Do you eventually plan to sell your business? These 10 top tips will help ensure you prepare properly and realise its true value
Do you eventually plan to sell your business? These 10 top tips will help ensure you prepare properly and realise its true value
When in the throes of setting up a new business, the last thing most people are thinking about is leaving it – but that could be a mistake. The early days are when the business is structured and processes put in place – areas that can prove a massive headache at the time of a sale if you don’t approach them in a professional way.
Startups are renowned for being ‘all hands on deck’ with founders and early employees performing a multitude of tasks, some of which may be outside their area of expertise (social media, anyone?) Yet it is vital that the driving force behind the business – the entrepreneurs – are focused on building long-term wealth into it with strategic planning and not simply reacting to daily challenges as they crop up.
To drive value into your business, you cannot underestimate the importance of your staff. To retain their skills in the long-term as you grow and secure their emotional investment alongside your own, introduce a share scheme where employees can buy into the business when they join – and eventually benefit from a sale.
No doubt you have a business plan to identify how and where to execute your growth strategy… it’s practically impossible to secure investment without one. But as soon as you are motoring, put time and resources into also creating an exit plan – identifying the stepping stones along the way which will create the perfect business for a sale.

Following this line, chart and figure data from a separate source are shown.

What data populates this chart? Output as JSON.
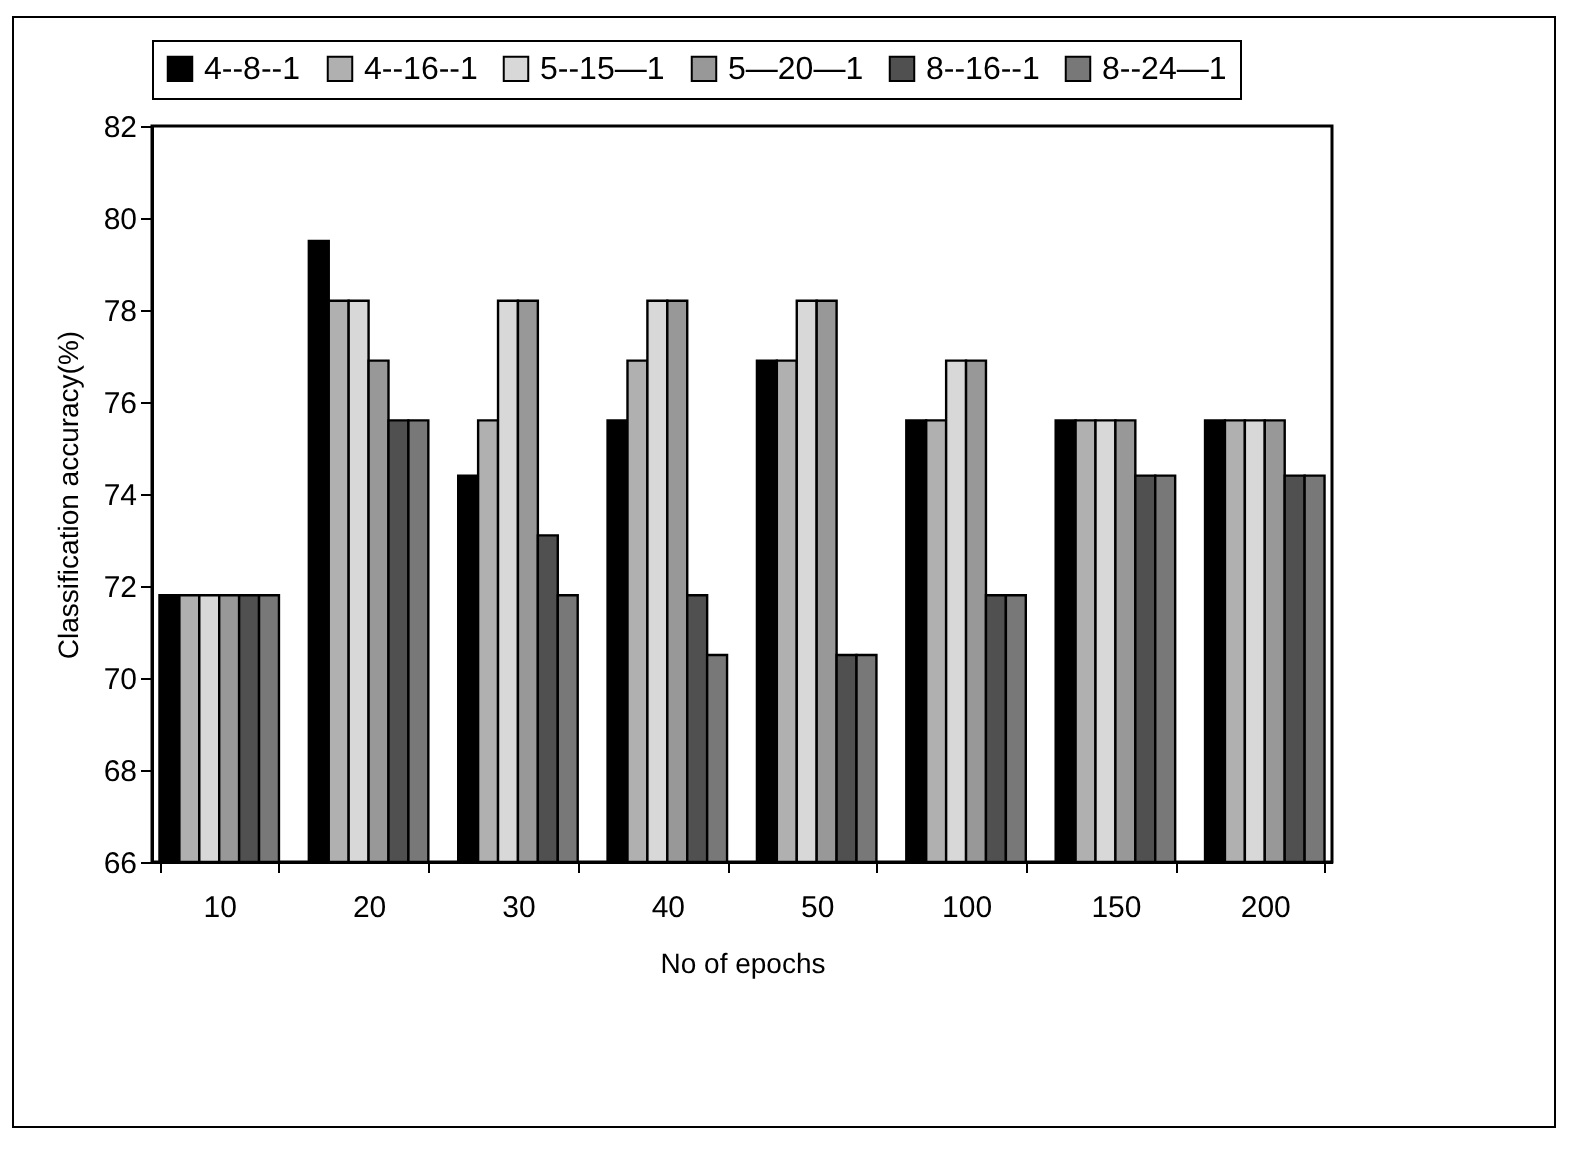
{
  "chart_data": {
    "type": "bar",
    "xlabel": "No of epochs",
    "ylabel": "Classification accuracy(%)",
    "categories": [
      "10",
      "20",
      "30",
      "40",
      "50",
      "100",
      "150",
      "200"
    ],
    "series": [
      {
        "name": "4--8--1",
        "color": "#000000",
        "values": [
          71.8,
          79.5,
          74.4,
          75.6,
          76.9,
          75.6,
          75.6,
          75.6
        ]
      },
      {
        "name": "4--16--1",
        "color": "#b0b0b0",
        "values": [
          71.8,
          78.2,
          75.6,
          76.9,
          76.9,
          75.6,
          75.6,
          75.6
        ]
      },
      {
        "name": "5--15—1",
        "color": "#d8d8d8",
        "values": [
          71.8,
          78.2,
          78.2,
          78.2,
          78.2,
          76.9,
          75.6,
          75.6
        ]
      },
      {
        "name": "5—20—1",
        "color": "#989898",
        "values": [
          71.8,
          76.9,
          78.2,
          78.2,
          78.2,
          76.9,
          75.6,
          75.6
        ]
      },
      {
        "name": "8--16--1",
        "color": "#505050",
        "values": [
          71.8,
          75.6,
          73.1,
          71.8,
          70.5,
          71.8,
          74.4,
          74.4
        ]
      },
      {
        "name": "8--24—1",
        "color": "#787878",
        "values": [
          71.8,
          75.6,
          71.8,
          70.5,
          70.5,
          71.8,
          74.4,
          74.4
        ]
      }
    ],
    "ylim": [
      66,
      82
    ],
    "yticks": [
      66,
      68,
      70,
      72,
      74,
      76,
      78,
      80,
      82
    ],
    "grid": false,
    "legend": "top"
  }
}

It is crucial to find reputable legal and corporate finance advisors to work with you on a sale – whether to a rival business, one that complements it or a private equity company. The chances are the situation will become tense at some point and having credible figures alongside you who have seen it all before can be a vital source of reassurance.

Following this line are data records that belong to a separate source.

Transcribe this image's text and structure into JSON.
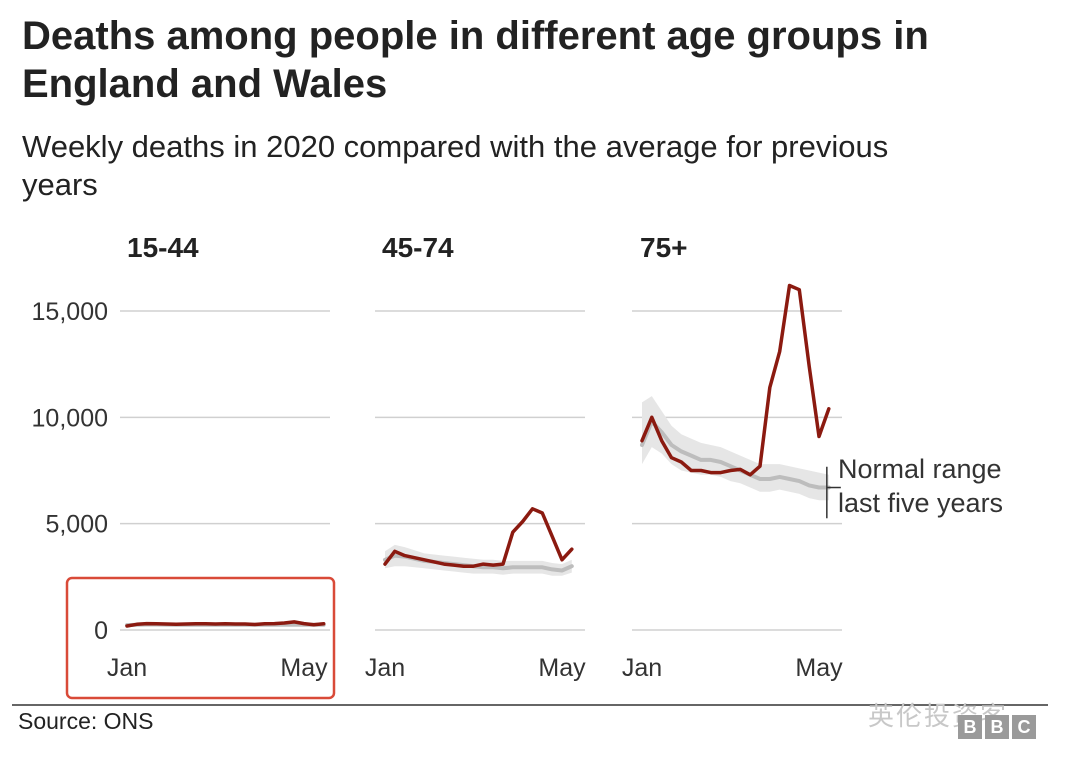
{
  "title": "Deaths among people in different age groups in England and Wales",
  "subtitle": "Weekly deaths in 2020 compared with the average for previous years",
  "source": "Source: ONS",
  "watermark": "英伦投资客",
  "logo": [
    "B",
    "B",
    "C"
  ],
  "colors": {
    "deaths_2020": "#8b1a10",
    "normal_range_band": "#e6e6e6",
    "average": "#bdbdbd",
    "gridline": "#d0d0d0",
    "highlight_box": "#d94a38"
  },
  "chart_data": {
    "type": "line",
    "ylim": [
      0,
      15000
    ],
    "yticks": [
      0,
      5000,
      10000,
      15000
    ],
    "ytick_labels": [
      "0",
      "5,000",
      "10,000",
      "15,000"
    ],
    "grid": true,
    "x": [
      1,
      2,
      3,
      4,
      5,
      6,
      7,
      8,
      9,
      10,
      11,
      12,
      13,
      14,
      15,
      16,
      17,
      18,
      19,
      20,
      21
    ],
    "xtick_labels": [
      {
        "x": 1,
        "label": "Jan"
      },
      {
        "x": 19,
        "label": "May"
      }
    ],
    "legend_annotation": {
      "text": [
        "Normal range",
        "last five years"
      ],
      "panel": "75+"
    },
    "panels": [
      {
        "name": "15-44",
        "highlighted": true,
        "series": [
          {
            "values": [
              190,
              270,
              300,
              290,
              280,
              270,
              280,
              290,
              290,
              280,
              290,
              280,
              280,
              260,
              290,
              300,
              330,
              380,
              300,
              250,
              290
            ]
          },
          {
            "values": [
              230,
              250,
              260,
              260,
              255,
              250,
              250,
              250,
              250,
              250,
              250,
              250,
              250,
              250,
              250,
              250,
              250,
              250,
              250,
              250,
              250
            ]
          },
          {
            "values_low": [
              180,
              200,
              210,
              210,
              205,
              200,
              200,
              200,
              200,
              200,
              200,
              200,
              200,
              200,
              200,
              200,
              200,
              200,
              200,
              200,
              200
            ],
            "values_high": [
              290,
              310,
              320,
              320,
              315,
              310,
              310,
              310,
              310,
              310,
              310,
              310,
              310,
              310,
              310,
              310,
              310,
              310,
              310,
              310,
              310
            ]
          }
        ]
      },
      {
        "name": "45-74",
        "highlighted": false,
        "series": [
          {
            "values": [
              3100,
              3700,
              3500,
              3400,
              3300,
              3200,
              3100,
              3050,
              3000,
              3000,
              3100,
              3050,
              3100,
              4600,
              5100,
              5700,
              5500,
              4400,
              3300,
              3800
            ]
          },
          {
            "values": [
              3300,
              3500,
              3450,
              3350,
              3250,
              3200,
              3150,
              3100,
              3050,
              3000,
              2950,
              2950,
              2900,
              2950,
              2950,
              2950,
              2950,
              2850,
              2800,
              3000
            ]
          },
          {
            "values_low": [
              2900,
              3000,
              3000,
              2950,
              2900,
              2850,
              2800,
              2750,
              2700,
              2650,
              2650,
              2650,
              2600,
              2650,
              2650,
              2650,
              2650,
              2550,
              2550,
              2700
            ],
            "values_high": [
              3700,
              4000,
              3900,
              3750,
              3600,
              3550,
              3500,
              3450,
              3400,
              3350,
              3300,
              3300,
              3250,
              3250,
              3250,
              3250,
              3250,
              3150,
              3100,
              3300
            ]
          }
        ]
      },
      {
        "name": "75+",
        "highlighted": false,
        "series": [
          {
            "values": [
              8900,
              10000,
              8900,
              8100,
              7900,
              7500,
              7500,
              7400,
              7400,
              7500,
              7550,
              7300,
              7700,
              11400,
              13100,
              16200,
              16000,
              12400,
              9100,
              10400
            ]
          },
          {
            "values": [
              8700,
              9800,
              9300,
              8700,
              8400,
              8200,
              8000,
              8000,
              7900,
              7700,
              7500,
              7300,
              7100,
              7100,
              7200,
              7100,
              7000,
              6800,
              6700,
              6700
            ]
          },
          {
            "values_low": [
              7800,
              8600,
              8300,
              7800,
              7500,
              7400,
              7300,
              7300,
              7200,
              7000,
              6900,
              6700,
              6500,
              6500,
              6600,
              6500,
              6400,
              6200,
              6100,
              6100
            ],
            "values_high": [
              10700,
              11000,
              10300,
              9600,
              9200,
              9000,
              8800,
              8700,
              8600,
              8400,
              8200,
              8000,
              7800,
              7800,
              7800,
              7700,
              7600,
              7500,
              7400,
              7300
            ]
          }
        ]
      }
    ]
  }
}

As the founder of a business involved from day one, you are emotionally attached and pretty much incapable of calculating an unbiased estimate of its true value. Likewise a buyer will be keen to acquire the business at the lowest possible price. Take heed of trusted third parties – almost always involved in the sale process anyway – and their assessment of its worth.
An obvious source of guidance for an owner who will one day sell up are the investors backing the business – after all, they one day hope to see a return. Often they have built and sold businesses themselves or are vastly experienced in deal flow. Picking up the phone to trusted business contacts for advice is always a great idea. There are also specialist companies who can help plan for an exit.

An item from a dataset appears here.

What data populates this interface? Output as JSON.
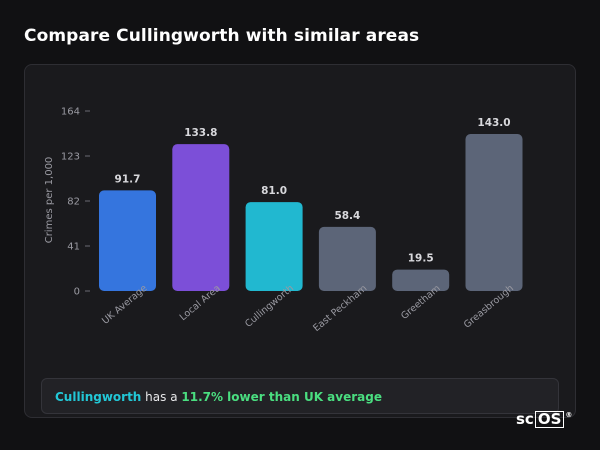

When identifying a buyer, consider what the resulting transaction may mean for your workforce: a trade sale can be a worrying time for those who rely on the regular paycheque to pay their mortgage and put food on the table.
You may realise the most financial value from a trade sale to a buyer who approached you. But does it tick all the boxes? By proactively screening for potential acquirers and discussing the opportunity with them, you can increase the likelihood of exiting to a responsible company with the best interests of your baby at heart. Just have them sign an NDA first…
Just because a sale is agreed, it doesn’t mean that the job is done. In fact, you’re only halfway there. Hurdles almost always crop up which may affect the outlook – from big ones such as COVID to small-scale changes in the market or regulation.